Reputation: 33
Trying to run the tokenizer for Bert but I keep getting errors. Can anyone help where I am going wrong.
FullTokenizer = bert.bert_tokenization.FullTokenizer
bert_layer = hub.KerasLayer("https://tfhub.dev/tensorflow/bert_en_uncased_L-12_H-768_A-12/1", trainable=False)
vocab_file = bert_layer.resolved_object.vocab_file.asset_path.numpy()
do_lower_case = bert_layer.resolved_object.do_lower_case.numpy()
tokenizer = FullTokenizer(vocab_file, do_lower_case)
Error: AttributeError Traceback (most recent call last) in () ----> 1 FullTokenizer = bert.bert_tokenization.FullTokenizer 2 bert_layer = hub.KerasLayer("https://tfhub.dev/tensorflow/bert_en_uncased_L-12_H-768_A-12/1", 3 trainable=False) 4 vocab_file = bert_layer.resolved_object.vocab_file.asset_path.numpy() 5 do_lower_case = bert_layer.resolved_object.do_lower_case.numpy()

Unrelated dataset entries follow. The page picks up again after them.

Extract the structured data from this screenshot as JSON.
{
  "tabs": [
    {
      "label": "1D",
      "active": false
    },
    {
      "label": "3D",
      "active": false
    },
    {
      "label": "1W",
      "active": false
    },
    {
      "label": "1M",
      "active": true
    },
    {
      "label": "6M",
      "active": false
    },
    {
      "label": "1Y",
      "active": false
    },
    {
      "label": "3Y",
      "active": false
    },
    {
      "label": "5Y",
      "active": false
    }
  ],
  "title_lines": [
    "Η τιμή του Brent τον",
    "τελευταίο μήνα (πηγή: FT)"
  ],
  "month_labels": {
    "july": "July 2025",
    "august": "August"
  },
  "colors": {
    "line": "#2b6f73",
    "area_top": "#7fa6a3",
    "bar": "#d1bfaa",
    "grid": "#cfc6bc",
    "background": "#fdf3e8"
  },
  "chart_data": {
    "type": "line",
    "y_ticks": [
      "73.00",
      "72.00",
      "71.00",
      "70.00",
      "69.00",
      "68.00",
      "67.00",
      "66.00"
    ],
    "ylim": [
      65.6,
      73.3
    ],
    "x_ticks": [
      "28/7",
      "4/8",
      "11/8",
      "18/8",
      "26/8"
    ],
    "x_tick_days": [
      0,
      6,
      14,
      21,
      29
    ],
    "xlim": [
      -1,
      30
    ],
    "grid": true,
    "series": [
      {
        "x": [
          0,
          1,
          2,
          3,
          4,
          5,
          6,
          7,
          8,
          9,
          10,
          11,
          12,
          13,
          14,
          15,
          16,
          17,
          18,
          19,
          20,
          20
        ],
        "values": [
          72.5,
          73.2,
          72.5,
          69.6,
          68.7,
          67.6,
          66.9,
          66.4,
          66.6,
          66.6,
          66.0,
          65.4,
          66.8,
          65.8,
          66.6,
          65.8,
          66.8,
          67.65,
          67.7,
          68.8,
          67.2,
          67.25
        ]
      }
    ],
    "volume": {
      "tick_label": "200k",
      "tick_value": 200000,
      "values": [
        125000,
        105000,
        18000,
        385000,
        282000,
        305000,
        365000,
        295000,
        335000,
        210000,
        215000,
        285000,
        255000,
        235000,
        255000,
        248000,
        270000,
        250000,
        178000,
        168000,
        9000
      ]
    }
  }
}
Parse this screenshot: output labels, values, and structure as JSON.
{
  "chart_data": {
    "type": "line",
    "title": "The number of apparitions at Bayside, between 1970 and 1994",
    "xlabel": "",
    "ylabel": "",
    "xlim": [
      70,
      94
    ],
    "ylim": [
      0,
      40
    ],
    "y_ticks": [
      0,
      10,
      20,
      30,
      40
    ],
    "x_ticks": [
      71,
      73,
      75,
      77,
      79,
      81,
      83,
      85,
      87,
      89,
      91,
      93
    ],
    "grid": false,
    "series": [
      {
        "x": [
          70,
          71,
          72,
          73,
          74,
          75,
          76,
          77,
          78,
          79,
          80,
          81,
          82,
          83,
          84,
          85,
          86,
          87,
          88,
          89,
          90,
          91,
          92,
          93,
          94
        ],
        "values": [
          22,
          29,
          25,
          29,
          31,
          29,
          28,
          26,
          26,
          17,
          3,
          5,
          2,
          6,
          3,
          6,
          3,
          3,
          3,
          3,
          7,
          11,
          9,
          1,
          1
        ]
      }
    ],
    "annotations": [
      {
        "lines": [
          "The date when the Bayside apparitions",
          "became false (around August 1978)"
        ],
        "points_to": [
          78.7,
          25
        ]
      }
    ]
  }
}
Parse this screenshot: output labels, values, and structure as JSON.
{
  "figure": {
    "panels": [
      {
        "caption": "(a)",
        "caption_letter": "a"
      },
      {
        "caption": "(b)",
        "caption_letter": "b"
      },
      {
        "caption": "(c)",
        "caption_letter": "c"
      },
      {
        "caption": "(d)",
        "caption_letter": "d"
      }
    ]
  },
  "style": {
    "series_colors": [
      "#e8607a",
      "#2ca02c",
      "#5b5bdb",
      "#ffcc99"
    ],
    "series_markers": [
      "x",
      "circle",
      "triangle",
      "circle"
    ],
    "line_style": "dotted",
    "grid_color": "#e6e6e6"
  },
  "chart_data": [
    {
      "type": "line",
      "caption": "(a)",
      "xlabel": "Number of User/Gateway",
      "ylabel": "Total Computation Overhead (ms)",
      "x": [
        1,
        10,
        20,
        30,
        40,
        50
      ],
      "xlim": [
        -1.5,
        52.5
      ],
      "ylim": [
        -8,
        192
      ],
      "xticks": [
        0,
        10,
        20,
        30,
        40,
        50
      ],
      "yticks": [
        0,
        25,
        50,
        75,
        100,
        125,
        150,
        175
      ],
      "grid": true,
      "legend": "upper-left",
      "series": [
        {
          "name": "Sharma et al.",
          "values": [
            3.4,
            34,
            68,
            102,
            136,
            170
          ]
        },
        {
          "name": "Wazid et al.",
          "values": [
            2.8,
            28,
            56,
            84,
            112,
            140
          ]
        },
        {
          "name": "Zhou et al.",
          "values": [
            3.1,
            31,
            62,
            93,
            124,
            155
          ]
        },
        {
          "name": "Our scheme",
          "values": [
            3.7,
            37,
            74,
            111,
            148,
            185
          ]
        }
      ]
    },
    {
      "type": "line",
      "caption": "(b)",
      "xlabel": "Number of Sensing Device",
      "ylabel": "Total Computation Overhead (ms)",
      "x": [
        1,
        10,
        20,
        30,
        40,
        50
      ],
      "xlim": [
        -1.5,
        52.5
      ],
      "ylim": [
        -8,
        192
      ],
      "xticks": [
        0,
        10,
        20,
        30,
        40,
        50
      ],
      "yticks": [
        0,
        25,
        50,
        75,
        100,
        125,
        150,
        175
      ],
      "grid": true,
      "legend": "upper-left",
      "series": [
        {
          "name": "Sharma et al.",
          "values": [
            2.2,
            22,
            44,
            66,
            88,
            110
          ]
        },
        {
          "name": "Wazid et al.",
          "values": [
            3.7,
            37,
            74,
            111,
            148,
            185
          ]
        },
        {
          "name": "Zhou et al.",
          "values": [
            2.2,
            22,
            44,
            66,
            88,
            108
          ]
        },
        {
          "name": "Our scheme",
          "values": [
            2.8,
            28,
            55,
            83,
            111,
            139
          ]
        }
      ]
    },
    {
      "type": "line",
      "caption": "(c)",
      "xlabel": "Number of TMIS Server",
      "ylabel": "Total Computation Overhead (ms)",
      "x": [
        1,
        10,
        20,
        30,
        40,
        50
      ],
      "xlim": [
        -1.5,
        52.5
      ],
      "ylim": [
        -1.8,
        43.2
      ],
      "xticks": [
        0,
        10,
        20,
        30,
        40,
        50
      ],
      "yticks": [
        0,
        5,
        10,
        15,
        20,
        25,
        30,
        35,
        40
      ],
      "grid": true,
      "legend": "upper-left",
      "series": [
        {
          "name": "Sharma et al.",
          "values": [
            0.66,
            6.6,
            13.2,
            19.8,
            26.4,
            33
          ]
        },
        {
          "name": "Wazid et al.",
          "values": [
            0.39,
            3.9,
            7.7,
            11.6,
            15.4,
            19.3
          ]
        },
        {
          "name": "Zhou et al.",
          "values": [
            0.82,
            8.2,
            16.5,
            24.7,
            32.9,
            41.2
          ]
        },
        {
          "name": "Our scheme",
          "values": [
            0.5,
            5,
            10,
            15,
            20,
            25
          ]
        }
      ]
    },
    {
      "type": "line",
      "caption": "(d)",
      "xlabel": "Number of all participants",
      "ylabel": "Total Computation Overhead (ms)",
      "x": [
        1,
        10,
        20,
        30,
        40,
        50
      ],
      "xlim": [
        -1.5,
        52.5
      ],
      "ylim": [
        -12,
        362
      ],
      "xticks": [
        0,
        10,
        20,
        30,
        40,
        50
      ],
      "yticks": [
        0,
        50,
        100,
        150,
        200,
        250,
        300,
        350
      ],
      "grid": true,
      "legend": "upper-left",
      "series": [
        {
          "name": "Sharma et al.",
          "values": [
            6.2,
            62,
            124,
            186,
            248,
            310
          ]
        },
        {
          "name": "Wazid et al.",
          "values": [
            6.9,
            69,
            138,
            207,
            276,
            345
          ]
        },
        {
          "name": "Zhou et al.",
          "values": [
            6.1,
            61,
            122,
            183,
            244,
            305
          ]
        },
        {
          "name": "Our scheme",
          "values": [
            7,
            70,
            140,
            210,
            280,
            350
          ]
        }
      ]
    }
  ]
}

AttributeError: module 'bert' has no attribute 'bert_tokenization'
All the below have been imported for reference.
!pip install bert-for-tf2
!pip install sentencepiece
!pip install bert-tensorflow
!pip install tensorflow==2.0
try:
%tensorflow_version 2.x
except Exception:
pass
import tensorflow as to
import tensorflow_hub as hub
from tensorflow.keras import layers
import bert
from bert import tokenization
Upvotes: 2
Views: 3650
Reputation: 1
!pip install bert-tensorflow
!pip install --upgrade bert
!pip install tokenization
from bert import tokenization
from bert.tokenization.bert_tokenization import FullTokenizer
tokenizer = FullTokenizer(vocab_file=vocab_file, do_lower_case=do_lower_case)
Upvotes: 0
Reputation: 61
I was caught up in a similar situation before.
Try looking for a folder named "bert" in the directory where your script/notebook is being run. Delete that folder or rename it to something other than "bert". There is a very likely possibility that when you import bert, it tries to access that folder intead of the bert-for-tf2 which you installed in the Python site packages.
If still that doesn't work, try
from bert import tokenization
Upvotes: 3